Datasets and Experimental Protocol
Robust evaluation was conducted on two curated datasets:
- Development Set: 112 triples covering 12 VSM contexts (primarily sanitized real-world models), each paired with expert-authored queries and ground-truth answers.
- Evaluation Set: 47 hand-curated triples (20 queries, three contexts), with heightened task diversity and strict separation from development data.
Ground-truth was established by VSM domain experts, and agent outputs were assessed via both human expert review and LLM-as-a-Judge methodology (validated using multiple LLMs for rating/consensus scoring).
Quantitative Results
Empirical evaluation focused on cross-model benchmarking of the agentic architecture instantiated with various LLMs:
Top-line numerical results:
- Claude-Opus 4.6 achieved the highest mean rating (85.96/100), with SOTA open models like GLM-5 following closely (83.88/100).
- Robustness mirrored scale: smaller models (Ministral-3-14B) had high output variance and lower scores, but even the mid-sized Qwen-3-30B scored 72.66/100, demonstrating scalability with model size.
- Output variance (SD across four runs) dropped dramatically with increasing model scale: Claude-Opus (SD=0.86), GLM-5 (SD=3.92), Ministral-3-14B (SD=6.64).
Crucially, while closed-source models still outperformed open-weights, recent advances have closed the capability gap, particularly on well-structured, taxonomy-driven tasks.
Qualitative Insights and Failure Patterns
Persistent error cases (~15%) involved incorrect value extraction from wrong data sources rather than direct hallucination or analytical mistakes. This originated from navigation failures within the orchestration workflow—often induced by ambiguous or misleading simulation metadata, not by deficiencies in time-series analysis per se. Thus, future reliability gains may be achievable through enhanced domain ontology specification, improved tool documentation, or additional training on VSM-specific navigation tasks.
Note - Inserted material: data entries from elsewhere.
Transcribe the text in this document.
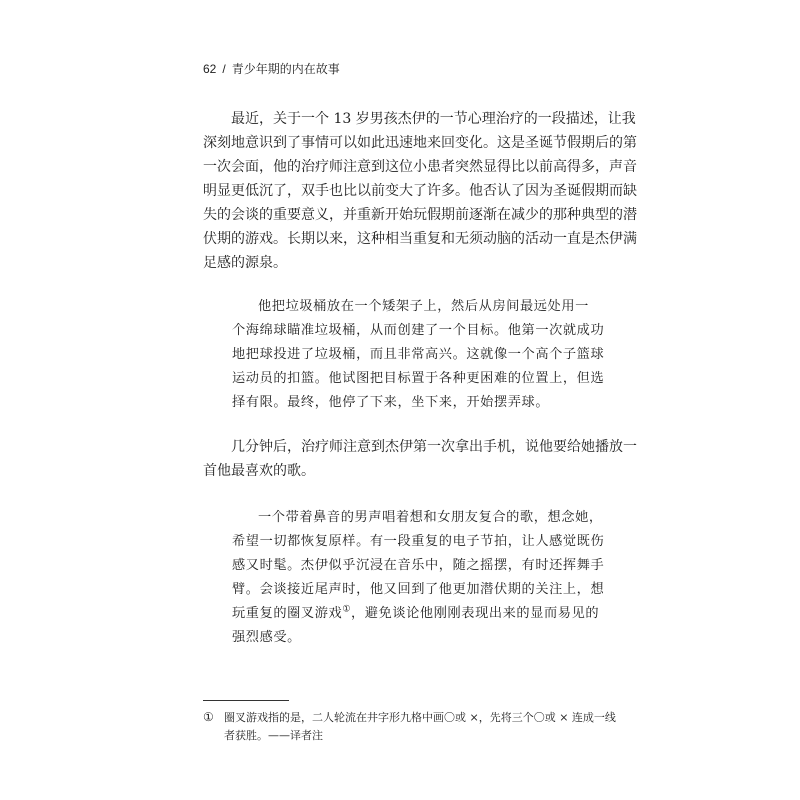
62 / 青少年期的内在故事
最近，关于一个 13 岁男孩杰伊的一节心理治疗的一段描述，让我
深刻地意识到了事情可以如此迅速地来回变化。这是圣诞节假期后的第
一次会面，他的治疗师注意到这位小患者突然显得比以前高得多，声音
明显更低沉了，双手也比以前变大了许多。他否认了因为圣诞假期而缺
失的会谈的重要意义，并重新开始玩假期前逐渐在减少的那种典型的潜
伏期的游戏。长期以来，这种相当重复和无须动脑的活动一直是杰伊满
足感的源泉。
他把垃圾桶放在一个矮架子上，然后从房间最远处用一
个海绵球瞄准垃圾桶，从而创建了一个目标。他第一次就成功
地把球投进了垃圾桶，而且非常高兴。这就像一个高个子篮球
运动员的扣篮。他试图把目标置于各种更困难的位置上，但选
择有限。最终，他停了下来，坐下来，开始摆弄球。
几分钟后，治疗师注意到杰伊第一次拿出手机，说他要给她播放一
首他最喜欢的歌。
一个带着鼻音的男声唱着想和女朋友复合的歌，想念她，
希望一切都恢复原样。有一段重复的电子节拍，让人感觉既伤
感又时髦。杰伊似乎沉浸在音乐中，随之摇摆，有时还挥舞手
臂。会谈接近尾声时，他又回到了他更加潜伏期的关注上，想
玩重复的圈叉游戏①，避免谈论他刚刚表现出来的显而易见的
强烈感受。
① 圈叉游戏指的是，二人轮流在井字形九格中画〇或 ×，先将三个〇或 × 连成一线
者获胜。——译者注
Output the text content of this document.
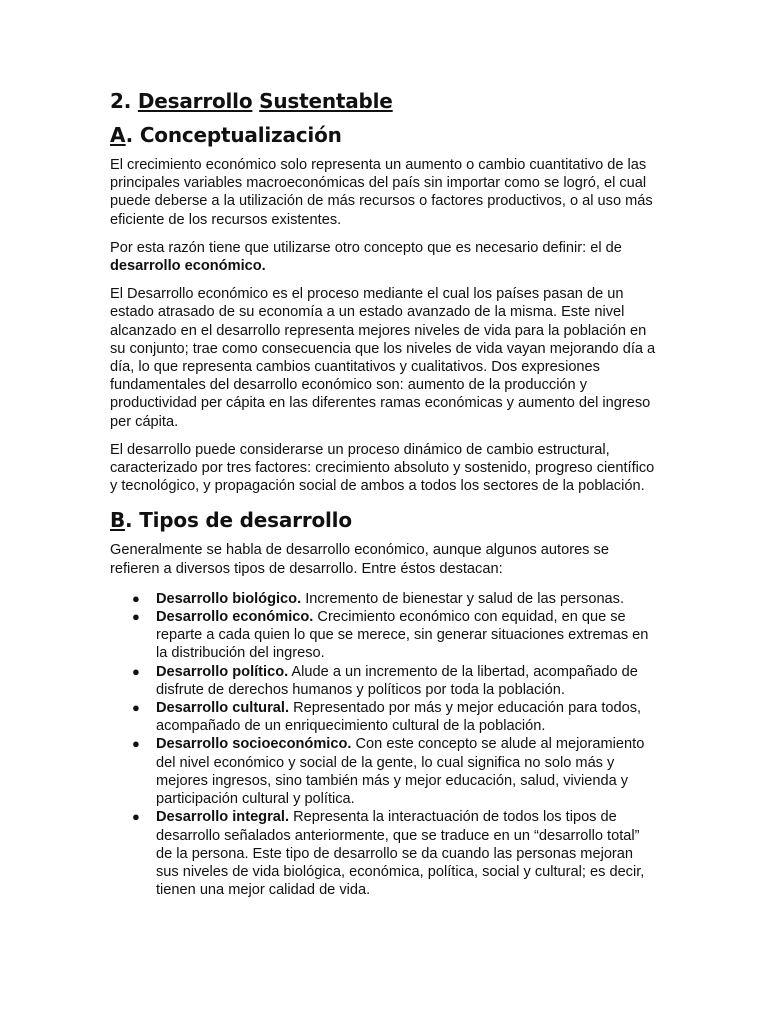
2. Desarrollo Sustentable
A. Conceptualización

El crecimiento económico solo representa un aumento o cambio cuantitativo de las principales variables macroeconómicas del país sin importar como se logró, el cual puede deberse a la utilización de más recursos o factores productivos, o al uso más eficiente de los recursos existentes.

Por esta razón tiene que utilizarse otro concepto que es necesario definir: el de desarrollo económico.

El Desarrollo económico es el proceso mediante el cual los países pasan de un estado atrasado de su economía a un estado avanzado de la misma. Este nivel alcanzado en el desarrollo representa mejores niveles de vida para la población en su conjunto; trae como consecuencia que los niveles de vida vayan mejorando día a día, lo que representa cambios cuantitativos y cualitativos. Dos expresiones fundamentales del desarrollo económico son: aumento de la producción y productividad per cápita en las diferentes ramas económicas y aumento del ingreso per cápita.

El desarrollo puede considerarse un proceso dinámico de cambio estructural, caracterizado por tres factores: crecimiento absoluto y sostenido, progreso científico y tecnológico, y propagación social de ambos a todos los sectores de la población.

B. Tipos de desarrollo

Generalmente se habla de desarrollo económico, aunque algunos autores se refieren a diversos tipos de desarrollo. Entre éstos destacan:

● Desarrollo biológico. Incremento de bienestar y salud de las personas.
● Desarrollo económico. Crecimiento económico con equidad, en que se reparte a cada quien lo que se merece, sin generar situaciones extremas en la distribución del ingreso.
● Desarrollo político. Alude a un incremento de la libertad, acompañado de disfrute de derechos humanos y políticos por toda la población.
● Desarrollo cultural. Representado por más y mejor educación para todos, acompañado de un enriquecimiento cultural de la población.
● Desarrollo socioeconómico. Con este concepto se alude al mejoramiento del nivel económico y social de la gente, lo cual significa no solo más y mejores ingresos, sino también más y mejor educación, salud, vivienda y participación cultural y política.
● Desarrollo integral. Representa la interactuación de todos los tipos de desarrollo señalados anteriormente, que se traduce en un “desarrollo total” de la persona. Este tipo de desarrollo se da cuando las personas mejoran sus niveles de vida biológica, económica, política, social y cultural; es decir, tienen una mejor calidad de vida.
Limitations and Future Directions
Key limitations are noted:
- Agent reliability is still strongly model scale-dependent. Smaller LLMs remain brittle in navigation and context allocation.
- Computational cost is significant, given reliance on long-context inference and multi-step tool invocation, impacting energy use and evaluation run-time.
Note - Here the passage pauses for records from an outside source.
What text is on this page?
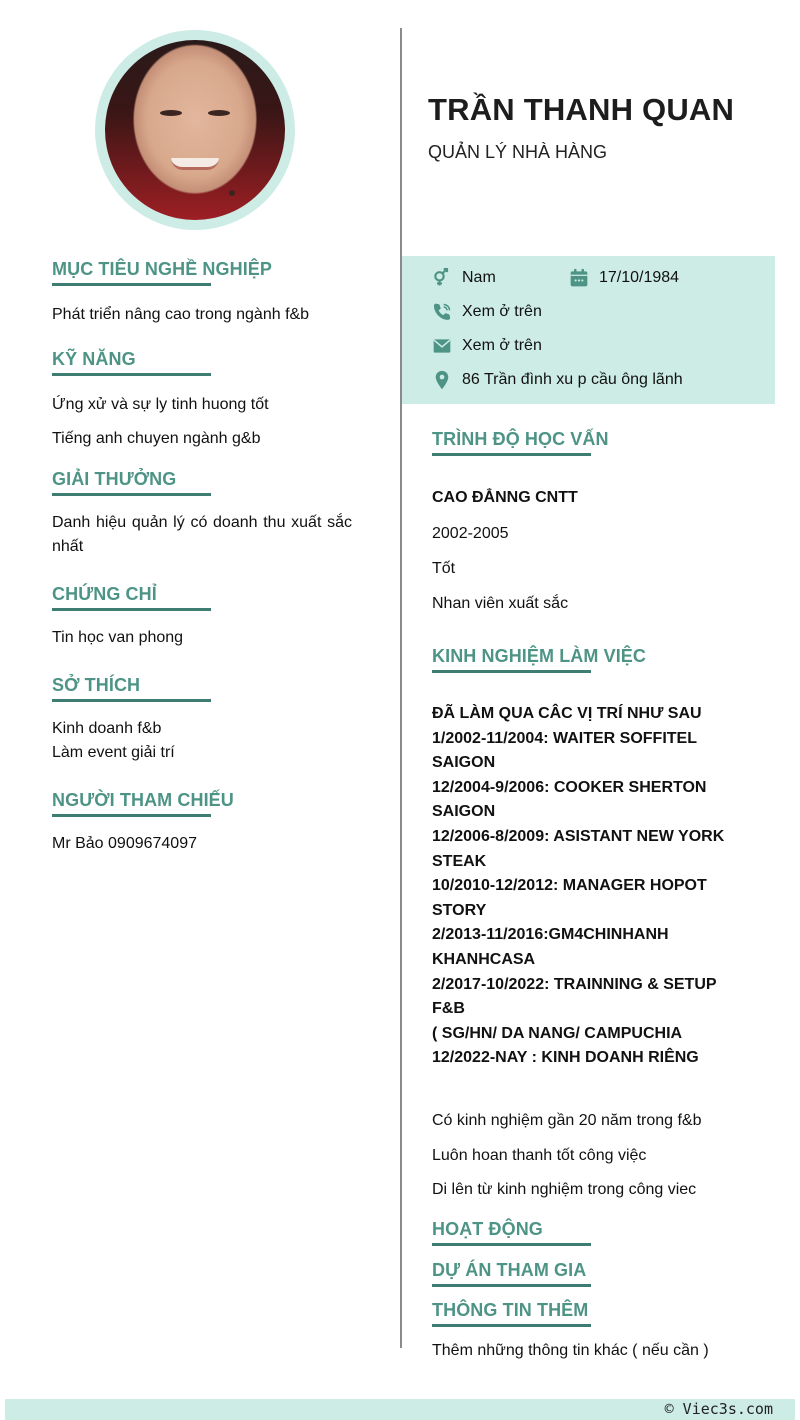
MỤC TIÊU NGHỀ NGHIỆP
Phát triển nâng cao trong ngành f&b
KỸ NĂNG
Ứng xử và sự ly tinh huong tốt
Tiếng anh chuyen ngành g&b
GIẢI THƯỞNG
Danh hiệu quản lý có doanh thu xuất sắc nhất
CHỨNG CHỈ
Tin học van phong
SỞ THÍCH
Kinh doanh f&b
Làm event giải trí
NGƯỜI THAM CHIẾU
Mr Bảo 0909674097
TRẦN THANH QUAN
QUẢN LÝ NHÀ HÀNG
Nam	17/10/1984
Xem ở trên
Xem ở trên
86 Trần đình xu p cầu ông lãnh
TRÌNH ĐỘ HỌC VẤN
CAO ĐẲNNG CNTT
2002-2005
Tốt
Nhan viên xuất sắc
KINH NGHIỆM LÀM VIỆC
ĐÃ LÀM QUA CÂC VỊ TRÍ NHƯ SAU
1/2002-11/2004: WAITER SOFFITEL SAIGON
12/2004-9/2006: COOKER SHERTON SAIGON
12/2006-8/2009: ASISTANT NEW YORK STEAK
10/2010-12/2012: MANAGER HOPOT STORY
2/2013-11/2016:GM4CHINHANH KHANHCASA
2/2017-10/2022: TRAINNING & SETUP F&B
( SG/HN/ DA NANG/ CAMPUCHIA
12/2022-NAY : KINH DOANH RIÊNG
Có kinh nghiệm gần 20 năm trong f&b
Luôn hoan thanh tốt công việc
Di lên từ kinh nghiệm trong công viec
HOẠT ĐỘNG
DỰ ÁN THAM GIA
THÔNG TIN THÊM
Thêm những thông tin khác ( nếu cần )
© Viec3s.com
- The design presumes data elements (including long time-series) fit within manageable context—future work must address chunking, hierarchical summarization, and scalable pre-processing.
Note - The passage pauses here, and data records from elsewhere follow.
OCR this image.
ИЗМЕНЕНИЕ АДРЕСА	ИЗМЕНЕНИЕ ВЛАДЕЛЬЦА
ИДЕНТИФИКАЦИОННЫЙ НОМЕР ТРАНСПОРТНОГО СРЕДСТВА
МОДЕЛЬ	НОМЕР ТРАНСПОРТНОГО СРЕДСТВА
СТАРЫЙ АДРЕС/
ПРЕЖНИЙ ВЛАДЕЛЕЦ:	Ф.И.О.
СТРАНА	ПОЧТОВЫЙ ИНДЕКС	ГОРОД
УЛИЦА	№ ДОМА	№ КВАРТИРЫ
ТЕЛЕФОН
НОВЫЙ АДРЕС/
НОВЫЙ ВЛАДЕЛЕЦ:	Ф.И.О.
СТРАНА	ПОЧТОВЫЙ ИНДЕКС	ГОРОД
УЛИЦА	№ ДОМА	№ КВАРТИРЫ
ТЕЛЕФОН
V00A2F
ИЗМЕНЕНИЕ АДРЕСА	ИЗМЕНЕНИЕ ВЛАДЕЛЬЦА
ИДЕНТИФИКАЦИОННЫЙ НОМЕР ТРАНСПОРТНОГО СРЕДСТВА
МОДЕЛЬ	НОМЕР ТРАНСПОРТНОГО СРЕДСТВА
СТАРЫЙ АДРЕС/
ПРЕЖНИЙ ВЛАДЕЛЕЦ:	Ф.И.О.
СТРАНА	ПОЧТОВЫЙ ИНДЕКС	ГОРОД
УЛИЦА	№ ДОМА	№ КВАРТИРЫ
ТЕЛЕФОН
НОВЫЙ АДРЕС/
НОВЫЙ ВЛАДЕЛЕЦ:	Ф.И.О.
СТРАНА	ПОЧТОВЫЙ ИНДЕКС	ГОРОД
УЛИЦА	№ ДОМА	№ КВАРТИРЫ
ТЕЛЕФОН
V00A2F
To reduce these bottlenecks, the authors propose exploration of alternative agentic patterns for more efficient data discovery, improved summarization workflows for lengthy timeseries, and ultimately, closing the full simulation-based optimization loop (i.e., enabling closed-loop scenario generation, simulation, and analysis all via agentic orchestration).
Conclusion
This study substantiates the viability and high accuracy of a decoupled, agentic architecture for LLM-driven insight discovery in complex VSM simulation domains (2604.12421). The design demonstrably bridges the gap between classical expert-driven workflows and automated, scalable simulation analysis, yielding SOTA performance with top-tier LLMs and opening a credible path for full agentic simulation optimization. Key challenges remain in scaling robustness to lower-resource LLMs and reducing operational cost, motivating future research into robust agentic orchestration, advanced tool-use, and VSM-specific prompt engineering for industrial AI.